Duration: 240 minutes
Classification: What is classification. Classification using Decision Tree learning.
Regression: Generalized linear models for regression
Unstructured data and unsupervised learning: Clustering using K-Means, text analytics
Ensemble methods: Bagging, boosting, random forests
Ranking: Recommender systems
AI and Deep Learning: Quick overview
Building Data Science Products? Think Business First!
Modern machine learning libraries are both a blessing and a curse. Due to the ease with which the libraries can be used, most users (newbies and practitioners alike) focus too much on tools and techniques. We will discuss the high-level thinking process of coming up with a machine learning algorithm by asking a business a business question before even thinking about the tools or technologies.
Duration: 90-120 minutes
- Why starting with technology is the wrong approach?

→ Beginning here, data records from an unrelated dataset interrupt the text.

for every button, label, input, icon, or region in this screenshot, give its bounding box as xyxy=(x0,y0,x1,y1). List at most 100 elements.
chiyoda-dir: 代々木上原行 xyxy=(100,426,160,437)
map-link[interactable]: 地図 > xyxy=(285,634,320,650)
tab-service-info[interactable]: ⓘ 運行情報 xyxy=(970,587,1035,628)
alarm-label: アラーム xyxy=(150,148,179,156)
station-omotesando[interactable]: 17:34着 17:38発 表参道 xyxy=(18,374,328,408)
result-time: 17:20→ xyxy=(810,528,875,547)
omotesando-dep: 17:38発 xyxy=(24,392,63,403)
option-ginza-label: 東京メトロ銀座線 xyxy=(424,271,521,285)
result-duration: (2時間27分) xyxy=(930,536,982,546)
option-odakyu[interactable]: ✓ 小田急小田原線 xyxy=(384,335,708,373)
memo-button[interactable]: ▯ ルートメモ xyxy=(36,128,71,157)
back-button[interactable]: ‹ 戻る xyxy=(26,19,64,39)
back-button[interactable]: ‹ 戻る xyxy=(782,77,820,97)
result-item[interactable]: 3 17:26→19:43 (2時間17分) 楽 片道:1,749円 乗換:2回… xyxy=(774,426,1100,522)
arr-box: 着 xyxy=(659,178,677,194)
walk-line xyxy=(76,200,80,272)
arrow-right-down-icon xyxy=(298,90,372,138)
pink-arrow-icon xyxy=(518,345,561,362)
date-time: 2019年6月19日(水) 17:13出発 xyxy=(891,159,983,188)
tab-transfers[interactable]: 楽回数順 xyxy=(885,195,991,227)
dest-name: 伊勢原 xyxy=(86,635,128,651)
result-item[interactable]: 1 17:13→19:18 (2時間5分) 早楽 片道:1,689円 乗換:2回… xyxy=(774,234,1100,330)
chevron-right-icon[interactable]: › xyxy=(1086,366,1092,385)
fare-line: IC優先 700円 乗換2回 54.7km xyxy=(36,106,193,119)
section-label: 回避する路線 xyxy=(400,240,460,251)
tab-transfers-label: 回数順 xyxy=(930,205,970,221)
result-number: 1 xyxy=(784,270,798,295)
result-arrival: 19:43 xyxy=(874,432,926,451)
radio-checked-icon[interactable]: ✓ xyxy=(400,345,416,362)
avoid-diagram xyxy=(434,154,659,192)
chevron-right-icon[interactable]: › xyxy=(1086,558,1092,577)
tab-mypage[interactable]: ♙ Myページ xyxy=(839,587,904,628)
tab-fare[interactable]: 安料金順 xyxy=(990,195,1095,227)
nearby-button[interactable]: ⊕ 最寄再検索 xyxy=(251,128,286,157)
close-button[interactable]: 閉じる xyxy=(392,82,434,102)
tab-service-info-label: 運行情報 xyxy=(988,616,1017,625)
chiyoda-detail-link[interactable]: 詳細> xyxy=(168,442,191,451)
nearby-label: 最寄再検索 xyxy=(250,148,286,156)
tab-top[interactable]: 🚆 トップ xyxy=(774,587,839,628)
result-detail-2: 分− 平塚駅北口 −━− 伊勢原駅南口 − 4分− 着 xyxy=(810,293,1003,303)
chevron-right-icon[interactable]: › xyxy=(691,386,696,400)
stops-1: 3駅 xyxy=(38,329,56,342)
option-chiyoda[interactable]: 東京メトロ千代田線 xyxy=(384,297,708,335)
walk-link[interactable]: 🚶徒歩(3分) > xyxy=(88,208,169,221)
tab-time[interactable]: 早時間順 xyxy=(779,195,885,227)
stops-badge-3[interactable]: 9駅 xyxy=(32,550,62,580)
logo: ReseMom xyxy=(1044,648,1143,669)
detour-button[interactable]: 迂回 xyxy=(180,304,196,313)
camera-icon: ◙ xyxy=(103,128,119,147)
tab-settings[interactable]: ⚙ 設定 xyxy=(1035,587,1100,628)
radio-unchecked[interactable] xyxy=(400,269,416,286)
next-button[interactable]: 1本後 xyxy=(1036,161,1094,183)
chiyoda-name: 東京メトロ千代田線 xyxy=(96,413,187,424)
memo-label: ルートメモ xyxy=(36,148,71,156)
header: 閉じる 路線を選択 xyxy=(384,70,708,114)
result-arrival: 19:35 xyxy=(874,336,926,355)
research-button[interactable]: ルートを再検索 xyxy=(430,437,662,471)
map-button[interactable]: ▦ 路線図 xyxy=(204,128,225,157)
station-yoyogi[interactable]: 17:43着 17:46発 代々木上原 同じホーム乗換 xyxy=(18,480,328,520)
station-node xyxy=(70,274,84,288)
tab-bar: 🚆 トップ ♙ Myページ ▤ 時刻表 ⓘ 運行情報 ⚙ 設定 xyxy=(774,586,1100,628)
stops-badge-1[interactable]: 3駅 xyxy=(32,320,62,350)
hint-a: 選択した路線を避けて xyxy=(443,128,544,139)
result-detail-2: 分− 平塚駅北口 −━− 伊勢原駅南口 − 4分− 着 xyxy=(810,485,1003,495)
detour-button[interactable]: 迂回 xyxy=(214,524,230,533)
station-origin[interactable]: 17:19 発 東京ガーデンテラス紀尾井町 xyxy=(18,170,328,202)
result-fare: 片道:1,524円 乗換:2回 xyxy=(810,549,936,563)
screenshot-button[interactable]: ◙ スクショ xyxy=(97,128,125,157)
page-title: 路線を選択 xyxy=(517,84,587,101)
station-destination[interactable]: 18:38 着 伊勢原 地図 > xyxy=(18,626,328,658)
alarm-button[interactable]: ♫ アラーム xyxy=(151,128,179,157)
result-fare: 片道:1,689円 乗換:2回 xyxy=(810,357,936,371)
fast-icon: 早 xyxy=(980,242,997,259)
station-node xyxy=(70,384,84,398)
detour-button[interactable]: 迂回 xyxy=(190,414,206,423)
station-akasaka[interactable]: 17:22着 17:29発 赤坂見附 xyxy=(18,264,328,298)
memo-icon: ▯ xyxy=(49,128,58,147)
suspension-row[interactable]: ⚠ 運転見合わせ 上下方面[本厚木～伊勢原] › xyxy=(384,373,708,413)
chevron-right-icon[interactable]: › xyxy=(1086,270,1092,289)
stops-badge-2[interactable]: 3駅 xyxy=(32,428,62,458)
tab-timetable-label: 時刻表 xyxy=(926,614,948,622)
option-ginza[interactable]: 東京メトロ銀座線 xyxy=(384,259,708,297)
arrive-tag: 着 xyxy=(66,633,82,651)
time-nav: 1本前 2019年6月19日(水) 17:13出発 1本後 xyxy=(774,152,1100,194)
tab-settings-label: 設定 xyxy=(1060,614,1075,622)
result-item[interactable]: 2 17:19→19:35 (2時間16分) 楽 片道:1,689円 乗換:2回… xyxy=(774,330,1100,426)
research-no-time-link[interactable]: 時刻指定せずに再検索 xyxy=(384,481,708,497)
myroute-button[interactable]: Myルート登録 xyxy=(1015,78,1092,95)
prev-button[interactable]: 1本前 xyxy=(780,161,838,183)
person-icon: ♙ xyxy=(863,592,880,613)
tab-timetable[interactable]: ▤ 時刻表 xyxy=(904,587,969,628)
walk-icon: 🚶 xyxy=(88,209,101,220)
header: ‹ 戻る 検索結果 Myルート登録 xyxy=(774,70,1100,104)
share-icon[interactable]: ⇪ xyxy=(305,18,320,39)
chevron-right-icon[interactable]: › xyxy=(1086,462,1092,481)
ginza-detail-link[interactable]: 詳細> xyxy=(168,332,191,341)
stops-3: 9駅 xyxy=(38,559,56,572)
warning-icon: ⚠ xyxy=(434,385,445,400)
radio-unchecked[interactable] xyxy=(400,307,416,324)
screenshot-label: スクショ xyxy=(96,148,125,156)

Ask a business question and work your way backward
- Choosing the right machine learning algorithm for your business problem
- High-level thinking process in conceiving, implementing, deploying and maintaining a machine learning system
Ethical Dimensions of Data Science. Data Science without the Creep
Data science is an emerging discipline; The wide – and easy – availability of data from a variety of sources has raised all sorts of ethics questions. We will discuss these questions and the ways of doing data science ethically.
Duration: 60 minutes
- Ethical dilemmas in data science and some real examples from industry.
- Security, privacy, PII. Is it possible to extract actionable insights while being ethical?
- Discussing some common ethical and regulatory issues faced by industry.
Understanding Different Pieces of the Big Data Puzzle
The available options (IaaS, PaaS, SaaS) available for big data and data science can be mindnumbing. This session will demystify these options to an average user and discuss how to choose among these options in an informed manner.
Duration: 60 minutes
- Understanding the jargon. Big data, Hadoop, MapReduce, Spark, IoTs, and Real-time Analytics
- Understanding the Apache Hadoop project and how various vendors such as Microsoft Azure, Amazon Web Services, Cloudera, MapR, Horton Works etc. are different.